Data Mining and Information Extraction for CiteSeerX and Friends

Talk by Prof. C. Lee Giles, Pennsylvania State University USA. It's at 14.30 - 15.30.


Cyberinfrastructure or e-science has become crucial in many areas of science where data access often defines scientific progress. Open source (OS) systems have greatly facilitated design and implementation and supporting cyberinfrastructure permitting the design of specialized integrated search engines and digital libraries which offer many opportunities for domain relevant information and knowledge extraction, such as citation extraction, automated indexing and ranking, chemical formulae search, table indexing, etc. We describe the open source SeerSuite architecture which is a modular, extensible system built on successful OS projects such as Lucene/Solr and discuss issues in building domain specific enterprise search and cyberinfrastructure for the sciences and academia. Because of the large amount of information crawled and/or search there are many scale problems in information extraction and data mining such as author and entity disambiguation, data extraction and ranking, etc. We highlight application domains with examples from computer science, CiteSeerX, and chemistry, ChemXSeer and related problem areas. Because such enterprise systems require unique information extraction approaches, several different machine learning methods, such as conditional random fields, support vector machines, mutual information based feature selection, sequence mining, etc. are critical for performance. We draw lessons for other e-science and cyberinfrastructure systems in terms of design, implementation and research and discuss future directions, systems and research.

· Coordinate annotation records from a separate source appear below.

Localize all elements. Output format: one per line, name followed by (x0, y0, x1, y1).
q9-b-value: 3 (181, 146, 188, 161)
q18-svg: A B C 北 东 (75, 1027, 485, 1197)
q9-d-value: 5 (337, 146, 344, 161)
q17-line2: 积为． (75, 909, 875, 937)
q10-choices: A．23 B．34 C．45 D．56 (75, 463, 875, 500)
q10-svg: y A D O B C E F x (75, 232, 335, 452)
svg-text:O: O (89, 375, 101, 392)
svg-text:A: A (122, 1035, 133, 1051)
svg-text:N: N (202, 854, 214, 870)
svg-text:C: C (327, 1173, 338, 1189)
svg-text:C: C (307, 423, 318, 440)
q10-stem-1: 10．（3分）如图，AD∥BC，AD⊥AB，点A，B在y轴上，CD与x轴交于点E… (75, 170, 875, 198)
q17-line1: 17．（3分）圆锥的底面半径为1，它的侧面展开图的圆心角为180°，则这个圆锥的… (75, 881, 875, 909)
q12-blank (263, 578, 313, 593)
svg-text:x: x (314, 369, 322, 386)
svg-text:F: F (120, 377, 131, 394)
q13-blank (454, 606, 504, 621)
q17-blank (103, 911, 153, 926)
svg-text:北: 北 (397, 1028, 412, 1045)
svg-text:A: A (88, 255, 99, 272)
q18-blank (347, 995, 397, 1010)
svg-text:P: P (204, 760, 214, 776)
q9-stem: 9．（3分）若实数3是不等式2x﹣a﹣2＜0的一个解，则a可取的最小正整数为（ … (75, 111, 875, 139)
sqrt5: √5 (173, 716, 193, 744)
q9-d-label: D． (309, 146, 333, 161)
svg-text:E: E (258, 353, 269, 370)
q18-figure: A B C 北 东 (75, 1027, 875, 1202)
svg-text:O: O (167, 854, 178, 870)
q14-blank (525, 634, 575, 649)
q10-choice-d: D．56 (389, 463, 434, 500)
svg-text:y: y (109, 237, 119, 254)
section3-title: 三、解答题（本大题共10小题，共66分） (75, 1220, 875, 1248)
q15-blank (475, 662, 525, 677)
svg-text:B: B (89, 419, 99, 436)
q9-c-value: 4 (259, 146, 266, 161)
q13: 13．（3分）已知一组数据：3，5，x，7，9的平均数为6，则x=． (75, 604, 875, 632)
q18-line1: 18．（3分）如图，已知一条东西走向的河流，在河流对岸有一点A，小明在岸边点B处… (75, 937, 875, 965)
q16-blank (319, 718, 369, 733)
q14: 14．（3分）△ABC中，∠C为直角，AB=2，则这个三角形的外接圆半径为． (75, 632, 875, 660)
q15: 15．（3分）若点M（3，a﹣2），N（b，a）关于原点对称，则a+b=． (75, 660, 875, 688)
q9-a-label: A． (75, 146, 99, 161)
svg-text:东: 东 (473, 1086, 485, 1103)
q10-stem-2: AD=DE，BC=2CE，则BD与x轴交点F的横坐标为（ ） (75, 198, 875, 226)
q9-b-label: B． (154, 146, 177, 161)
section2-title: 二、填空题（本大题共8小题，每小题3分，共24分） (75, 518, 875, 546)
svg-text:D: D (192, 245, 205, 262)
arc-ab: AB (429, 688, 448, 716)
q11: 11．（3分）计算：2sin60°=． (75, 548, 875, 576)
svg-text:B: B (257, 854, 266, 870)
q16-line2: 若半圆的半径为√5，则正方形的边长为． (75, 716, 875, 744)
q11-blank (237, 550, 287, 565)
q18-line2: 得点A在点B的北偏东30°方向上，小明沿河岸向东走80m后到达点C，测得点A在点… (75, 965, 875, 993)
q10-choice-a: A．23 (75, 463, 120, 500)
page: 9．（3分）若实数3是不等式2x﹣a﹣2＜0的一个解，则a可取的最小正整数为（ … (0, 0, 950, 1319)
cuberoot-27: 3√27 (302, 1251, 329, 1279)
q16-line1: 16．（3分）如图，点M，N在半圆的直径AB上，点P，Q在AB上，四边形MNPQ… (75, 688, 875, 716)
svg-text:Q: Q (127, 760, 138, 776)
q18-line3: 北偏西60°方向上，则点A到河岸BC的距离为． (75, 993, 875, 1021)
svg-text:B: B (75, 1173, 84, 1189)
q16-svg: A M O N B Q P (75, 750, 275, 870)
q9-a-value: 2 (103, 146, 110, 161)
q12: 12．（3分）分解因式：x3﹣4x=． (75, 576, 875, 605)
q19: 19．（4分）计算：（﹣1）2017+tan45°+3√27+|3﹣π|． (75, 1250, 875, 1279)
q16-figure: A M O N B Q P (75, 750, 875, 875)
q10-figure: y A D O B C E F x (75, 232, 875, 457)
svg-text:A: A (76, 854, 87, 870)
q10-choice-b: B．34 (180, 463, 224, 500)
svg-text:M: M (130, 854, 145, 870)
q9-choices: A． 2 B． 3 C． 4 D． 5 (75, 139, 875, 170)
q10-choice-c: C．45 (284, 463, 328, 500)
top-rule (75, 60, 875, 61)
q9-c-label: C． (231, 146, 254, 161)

C. Lee Giles is the David Reese Professor at the College of Information Sciences and Technology at the Pennsylvania State University, USA. He is also graduate college Professor of Computer Science and Engineering, courtesy Professor of Supply Chain and Information Systems, and Director of the Intelligent Systems Research Laboratory. He has twice received the IBM Distinguished Faculty Award. He directs the Next Generation CiteSeer, CiteSeerx project and codirects the ChemxSeer project at Penn State. His current research interests are in intelligent information processing systems. He was one of the creators of the novel metasearch engines, Inquirus and Inquirus2. He was also one of the creators of the popular computer and information science search engine, CiteSeer, an autonomous citation indexing search engine and digital library, now hosted at the College of Information Sciences and Technology at Penn State University. He also created a niche search engine eBizSearch, a search engine for e-business documents, and, SMEALSearch, a search engine and digital library for academic business documents. He is very interested in cyberinfrastructure for science and the academy and is currently a codeveloper in the research and development of a portal and search tool for environmental chemistry, ChemxSeer. He prototyped a novel search engine for archaeology, ArchSeer, and also developed a new search engine for robots.txt, BotSeer, that indexed over 2 million robots.txt files. Currently, he is working on collaboration networks, CollabSeer, and citation recommendation, RefSeer. He has more than 300 publications with over 18,000 citations (one of the top 100 h-indexes in Computer Science). Several of his papers have won or been nominated for best paper awards and have been reprinted in edited collections. He has served or is currently serving on the editorial boards of IEEE Intelligent Systems, IEEE Transactions on Knowledge and Data Engineering, Machine Learning Journal, Computational Intelligence and Applications, IEEE Transactions on Neural Networks, Journal of Computational Intelligence in Finance, Journal of Parallel and Distributed Computing, Neural Networks, Neural Computation, and Academic Press. He is a Fellow of the ACM, a Fellow of the IEEE and a Fellow of the International Neural Network Society, and a member of AAAI and AAAS. More here:

Scientific Host: Christina Lioma, DIKU

The talk is open to all interested parties - admission is free. There will be cake in the kitchen at 24.05.49 after the talk, where you can meet the speaker.